Aescin: microcirculatory activity. Effects of accessory components on clinical and microcirculatory efficacy.

AIM

This study was performed to test the hypothesis that the heparin and phosphatidylcholine (PDC) included in Aescin gel formulations had the main role of allowing a better penetration of Aescin without important pharmacodynamic effects. Heparin and PDC should be considered as "enhancers". They do not have - at the dosage used - a specific or independent action.

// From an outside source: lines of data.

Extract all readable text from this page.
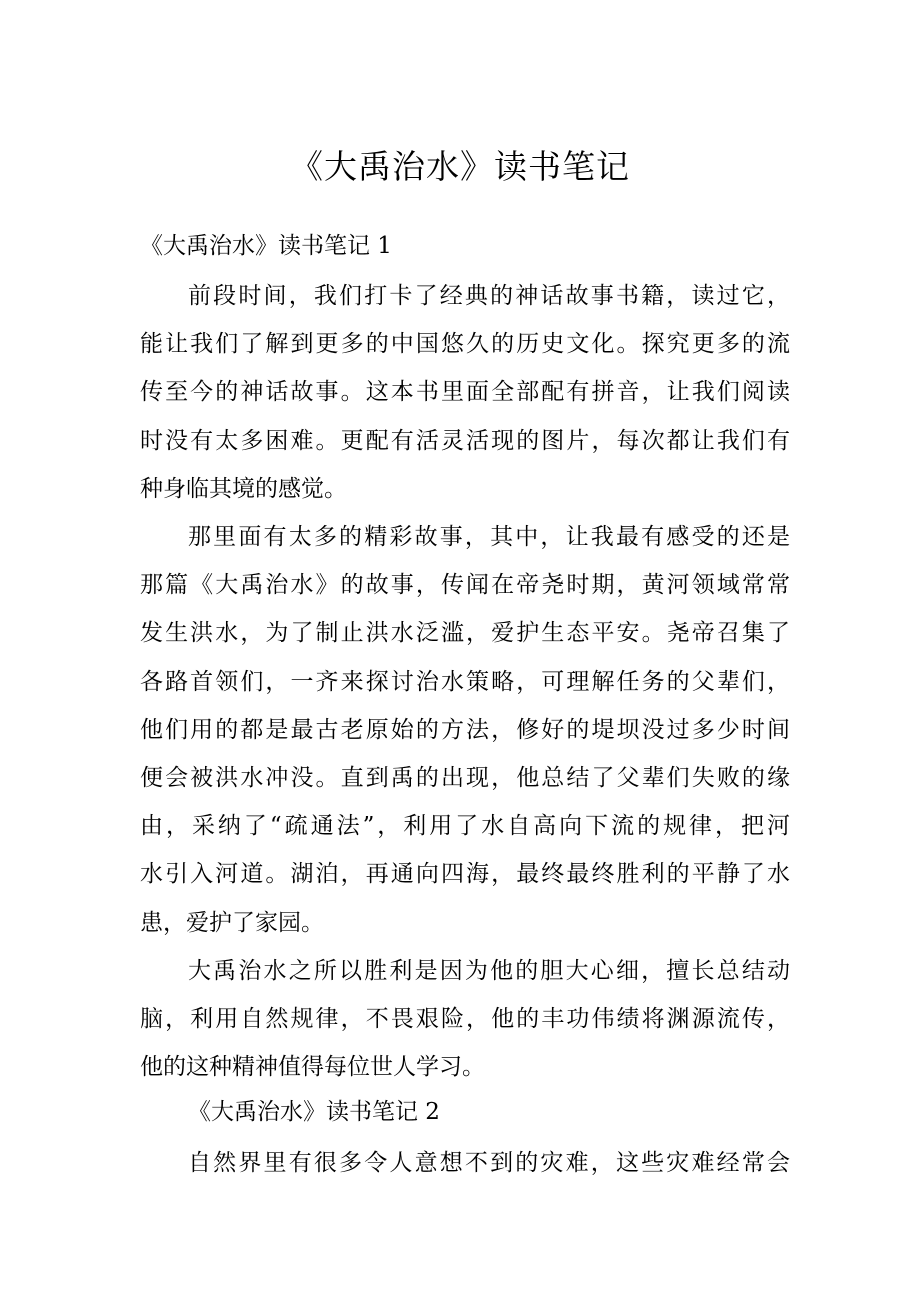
《大禹治水》读书笔记

《大禹治水》读书笔记 1

前段时间，我们打卡了经典的神话故事书籍，读过它，
能让我们了解到更多的中国悠久的历史文化。探究更多的流
传至今的神话故事。这本书里面全部配有拼音，让我们阅读
时没有太多困难。更配有活灵活现的图片，每次都让我们有
种身临其境的感觉。
那里面有太多的精彩故事，其中，让我最有感受的还是
那篇《大禹治水》的故事，传闻在帝尧时期，黄河领域常常
发生洪水，为了制止洪水泛滥，爱护生态平安。尧帝召集了
各路首领们，一齐来探讨治水策略，可理解任务的父辈们，
他们用的都是最古老原始的方法，修好的堤坝没过多少时间
便会被洪水冲没。直到禹的出现，他总结了父辈们失败的缘
由，采纳了“疏通法”，利用了水自高向下流的规律，把河
水引入河道。湖泊，再通向四海，最终最终胜利的平静了水
患，爱护了家园。
大禹治水之所以胜利是因为他的胆大心细，擅长总结动
脑，利用自然规律，不畏艰险，他的丰功伟绩将渊源流传，
他的这种精神值得每位世人学习。

《大禹治水》读书笔记 2

自然界里有很多令人意想不到的灾难，这些灾难经常会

An open, registry study of patients - a group with chronic venous insufficiency (CVI) and a group of patients with diabetic microangiopathy were completed.

METHODS

In patients with CVI and in patients with diabetic microangiopathy, we used a commercial gel preparation containing Aescin, PDC and heparin (group A). The first group of patients used the full complex. The second group used the complex without PDC (group B) and the third (group C) used the complex without heparin.

RESULTS

In both studies the different groups of patients were comparable. In CVI patients (mean age 44.5; SD 2.4; range 40-50) venous microangiopathy was present at the perimalleolar region. Aescin produced comparable microcirculatory results with and without the two other components. Transcutaneus PO2 [TcPO2] increased in all groups. Transcutaneus PCO2 (TcCO2) decreases. The increased Laser Doppler Flux (LDF) (typical of CVI) decreased towards normality. The local Plasma Free Radicals [PFR] levels decreased as the result of better skin perfusion (P<0.05). Comparable data were observed in subjects with diabetic microangiopathy (mean age 46.5; SD 3.1). In these patients the compound was applied at the dorsum of the foot. TcPO2 increased with treatment. TcPCO2, skin flux and PFR decreased towards normal levels (P<0.05).

CONCLUSION

In conclusion Aescin improves the microcirculation and PFR. Heparin and PDC - included in the gel - have an ancillary role. An improved perfusion and nutrition of the skin was observed both in diabetic and venous microangiopathy. This may possibly contribute in the reduction of the incidence of ulceration associated with diabetic and venous microangiopathy. Aescin-based products may be included in a more complex management plan, including several systemic and local treatments.